Au moins 150 innocents à Guantanamo
Naqib Ullah est originaire d'un petit village afghan. Il a quatorze ans lorsqu'il arrive à Guantanamo. Nous sommes en 2003. Des soldats américains l'ont capturé dans un camp de talibans. Il tient une arme à la main ... qui n'avait jamais servi. Au fil des interrogatoires, l'administration américaine apprendra qu'il avait été kidnappé et violé par une douzaine d'hommes, qui l'avaient contraint à travailler pour eux. Au bout de huit mois, les enquêteurs décident que le jeune homme n'a jamais été « un combattant ennemi ».

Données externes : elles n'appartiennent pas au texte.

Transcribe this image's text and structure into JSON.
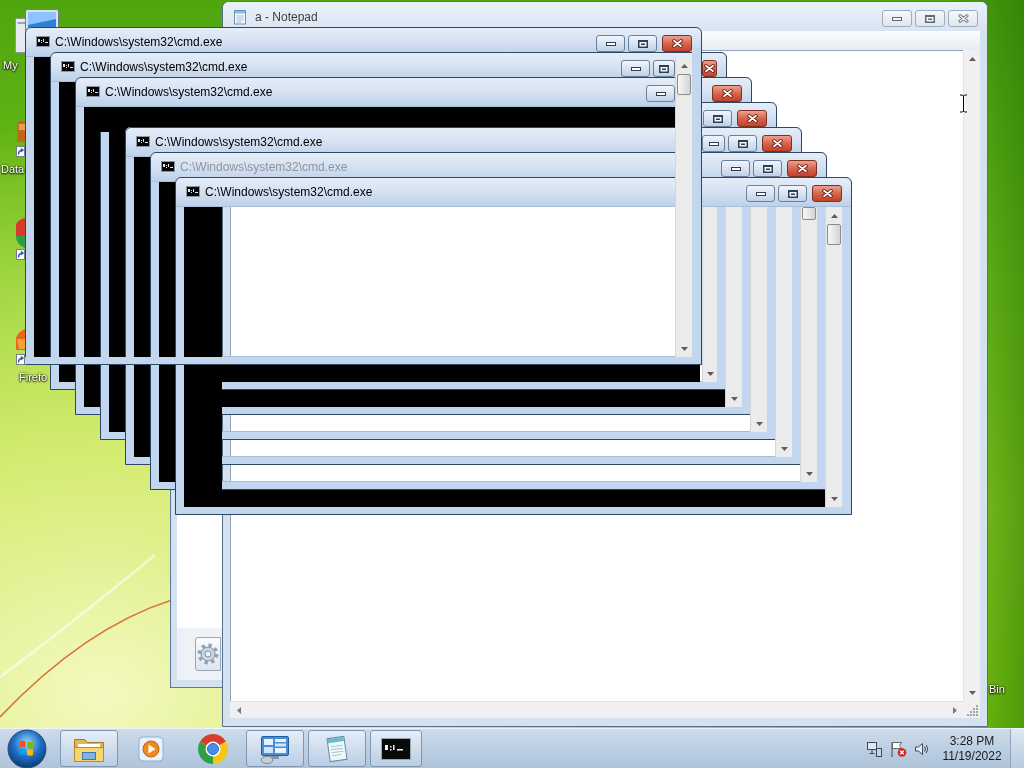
{
  "desktop": {
    "icons": [
      {
        "kind": "computer",
        "label": "My"
      },
      {
        "kind": "data-shortcut",
        "label": "Data"
      },
      {
        "kind": "chrome-shortcut"
      },
      {
        "kind": "firefox-shortcut",
        "label": "Firefo"
      },
      {
        "kind": "recycle-bin",
        "label": "Bin"
      }
    ]
  },
  "notepad": {
    "title": "a - Notepad"
  },
  "console_windows": [
    {
      "kind": "normal",
      "title": "C:\\Windows\\system32\\cmd.exe",
      "dimmed": false
    },
    {
      "kind": "normal",
      "title": "C:\\Windows\\system32\\cmd.exe",
      "dimmed": false
    },
    {
      "kind": "normal",
      "title": "C:\\Windows\\system32\\cmd.exe",
      "dimmed": false
    },
    {
      "kind": "ghost"
    },
    {
      "kind": "normal",
      "title": "C:\\Windows\\system32\\cmd.exe",
      "dimmed": false
    },
    {
      "kind": "normal",
      "title": "C:\\Windows\\system32\\cmd.exe",
      "dimmed": true
    },
    {
      "kind": "normal",
      "title": "C:\\Windows\\system32\\cmd.exe",
      "dimmed": false
    }
  ],
  "taskbar": {
    "items": [
      {
        "kind": "explorer",
        "running": true
      },
      {
        "kind": "media-player",
        "running": false
      },
      {
        "kind": "chrome",
        "running": false
      },
      {
        "kind": "remote-desktop",
        "running": true
      },
      {
        "kind": "notepad",
        "running": true
      },
      {
        "kind": "console",
        "running": true
      }
    ],
    "clock": {
      "time": "3:28 PM",
      "date": "11/19/2022"
    }
  }
}
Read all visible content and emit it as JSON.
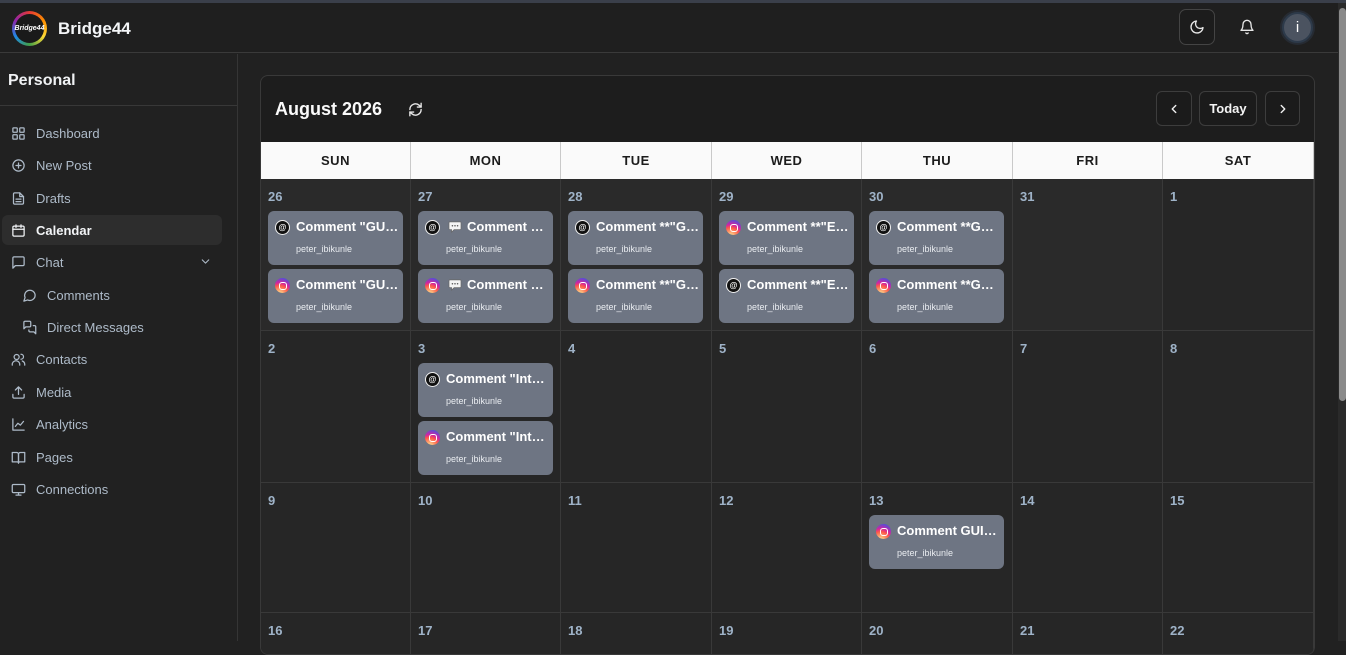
{
  "app": {
    "name": "Bridge44",
    "logo_text": "Bridge44"
  },
  "topbar": {
    "theme_toggle_icon": "moon-icon",
    "notifications_icon": "bell-icon",
    "avatar_initial": "i"
  },
  "sidebar": {
    "workspace": "Personal",
    "items": [
      {
        "label": "Dashboard",
        "icon": "grid-icon",
        "active": false,
        "sub": false
      },
      {
        "label": "New Post",
        "icon": "plus-circle-icon",
        "active": false,
        "sub": false
      },
      {
        "label": "Drafts",
        "icon": "file-icon",
        "active": false,
        "sub": false
      },
      {
        "label": "Calendar",
        "icon": "calendar-icon",
        "active": true,
        "sub": false
      },
      {
        "label": "Chat",
        "icon": "message-square-icon",
        "active": false,
        "sub": false,
        "expandable": true
      },
      {
        "label": "Comments",
        "icon": "message-circle-icon",
        "active": false,
        "sub": true
      },
      {
        "label": "Direct Messages",
        "icon": "messages-icon",
        "active": false,
        "sub": true
      },
      {
        "label": "Contacts",
        "icon": "users-icon",
        "active": false,
        "sub": false
      },
      {
        "label": "Media",
        "icon": "upload-icon",
        "active": false,
        "sub": false
      },
      {
        "label": "Analytics",
        "icon": "chart-line-icon",
        "active": false,
        "sub": false
      },
      {
        "label": "Pages",
        "icon": "book-icon",
        "active": false,
        "sub": false
      },
      {
        "label": "Connections",
        "icon": "monitor-icon",
        "active": false,
        "sub": false
      }
    ]
  },
  "calendar": {
    "month_label": "August 2026",
    "today_label": "Today",
    "weekdays": [
      "SUN",
      "MON",
      "TUE",
      "WED",
      "THU",
      "FRI",
      "SAT"
    ],
    "weeks": [
      [
        {
          "day": "26",
          "other": true,
          "events": [
            {
              "platform": "threads",
              "title": "Comment \"GUIDE",
              "user": "peter_ibikunle",
              "bubble": false
            },
            {
              "platform": "instagram",
              "title": "Comment \"GUIDE",
              "user": "peter_ibikunle",
              "bubble": false
            }
          ]
        },
        {
          "day": "27",
          "other": true,
          "events": [
            {
              "platform": "threads",
              "title": "Comment \"GUIDE",
              "user": "peter_ibikunle",
              "bubble": true
            },
            {
              "platform": "instagram",
              "title": "Comment \"GUIDE",
              "user": "peter_ibikunle",
              "bubble": true
            }
          ]
        },
        {
          "day": "28",
          "other": true,
          "events": [
            {
              "platform": "threads",
              "title": "Comment **\"GUIDE",
              "user": "peter_ibikunle",
              "bubble": false
            },
            {
              "platform": "instagram",
              "title": "Comment **\"GUIDE",
              "user": "peter_ibikunle",
              "bubble": false
            }
          ]
        },
        {
          "day": "29",
          "other": true,
          "events": [
            {
              "platform": "instagram",
              "title": "Comment **\"EXAMPLE",
              "user": "peter_ibikunle",
              "bubble": false
            },
            {
              "platform": "threads",
              "title": "Comment **\"EXAMPLE",
              "user": "peter_ibikunle",
              "bubble": false
            }
          ]
        },
        {
          "day": "30",
          "other": true,
          "events": [
            {
              "platform": "threads",
              "title": "Comment **GUIDE",
              "user": "peter_ibikunle",
              "bubble": false
            },
            {
              "platform": "instagram",
              "title": "Comment **GUIDE",
              "user": "peter_ibikunle",
              "bubble": false
            }
          ]
        },
        {
          "day": "31",
          "other": true,
          "events": []
        },
        {
          "day": "1",
          "other": false,
          "events": []
        }
      ],
      [
        {
          "day": "2",
          "events": []
        },
        {
          "day": "3",
          "events": [
            {
              "platform": "threads",
              "title": "Comment \"Interested",
              "user": "peter_ibikunle",
              "bubble": false
            },
            {
              "platform": "instagram",
              "title": "Comment \"Interested",
              "user": "peter_ibikunle",
              "bubble": false
            }
          ]
        },
        {
          "day": "4",
          "events": []
        },
        {
          "day": "5",
          "events": []
        },
        {
          "day": "6",
          "events": []
        },
        {
          "day": "7",
          "events": []
        },
        {
          "day": "8",
          "events": []
        }
      ],
      [
        {
          "day": "9",
          "events": []
        },
        {
          "day": "10",
          "events": []
        },
        {
          "day": "11",
          "events": []
        },
        {
          "day": "12",
          "events": []
        },
        {
          "day": "13",
          "events": [
            {
              "platform": "instagram",
              "title": "Comment GUIDE",
              "user": "peter_ibikunle",
              "bubble": false
            }
          ]
        },
        {
          "day": "14",
          "events": []
        },
        {
          "day": "15",
          "events": []
        }
      ],
      [
        {
          "day": "16",
          "events": []
        },
        {
          "day": "17",
          "events": []
        },
        {
          "day": "18",
          "events": []
        },
        {
          "day": "19",
          "events": []
        },
        {
          "day": "20",
          "events": []
        },
        {
          "day": "21",
          "events": []
        },
        {
          "day": "22",
          "events": []
        }
      ]
    ]
  }
}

Voici en résumé le contenu de l'un des fichiers individuels d'un ancien prisonnier de Guantanamo mis à la disposition des médias par le site Wikileaks. Sur les 779 personnes qui ont été internées sur l'île de Cuba depuis 2002, au moins 150 étaient innocents, au moins 220 étaient de simples seconds couteaux. Seules 220 sont considérées par Washington comme de dangereux extrémistes. Les révélations de Wikileaks confirment ce que les experts soulignaient depuis longtemps : il ne fallait pas grand'chose pour être interné à Guantanamo : une visite à une mosquée située près d'un repère de talibans ou le port d'une montre particulière alors que l'on se trouvait à un endroit où une bombe venait d'exploser suffisent à attirer les soupçons.
« Catastrophe morale et juridique »
Pour le New York Times, ces nouvelles fuites montrent la catastrophe morale et juridique mise en place par l'administration Bush. Les journalistes se penchent notamment sur le cas de cet Afghan de 89 ans qui souffrait de démence sénile. Il a passé 10 mois sur la base navale américaine en 2002 après avoir été arrêté en possession d'un téléphone satellitaire…dont il ne savait pas se servir.
Au cours de sa campagne électorale, en 2008, Barack Obama s'était engagé à fermer Guantanamo, devenu le symbole des effets pervers de la guerre contre le terrorisme. Le président américain n'y est pas parvenu. Neuf ans après sa création suite aux attentats du 11 septembre 2001, 172 hommes y sont toujours détenus. La Maison blanche a réitéré début avril son engagement à fermer la prison. Mais les accusés du 11 septembre y sont quand même jugés, et non devant un tribunal de droit commun.
Parmi les autres révélations de Wikileaks, qui ne vont pas arranger les relations entre les Etats-Unis et le Pakistan : les services secrets pakistanais (l'ISI) figurent parmi 70 organisations considérées comme « terroristes ou soutenant des entités terroristes » dans une liste secrète établie en 2007 par les Américains.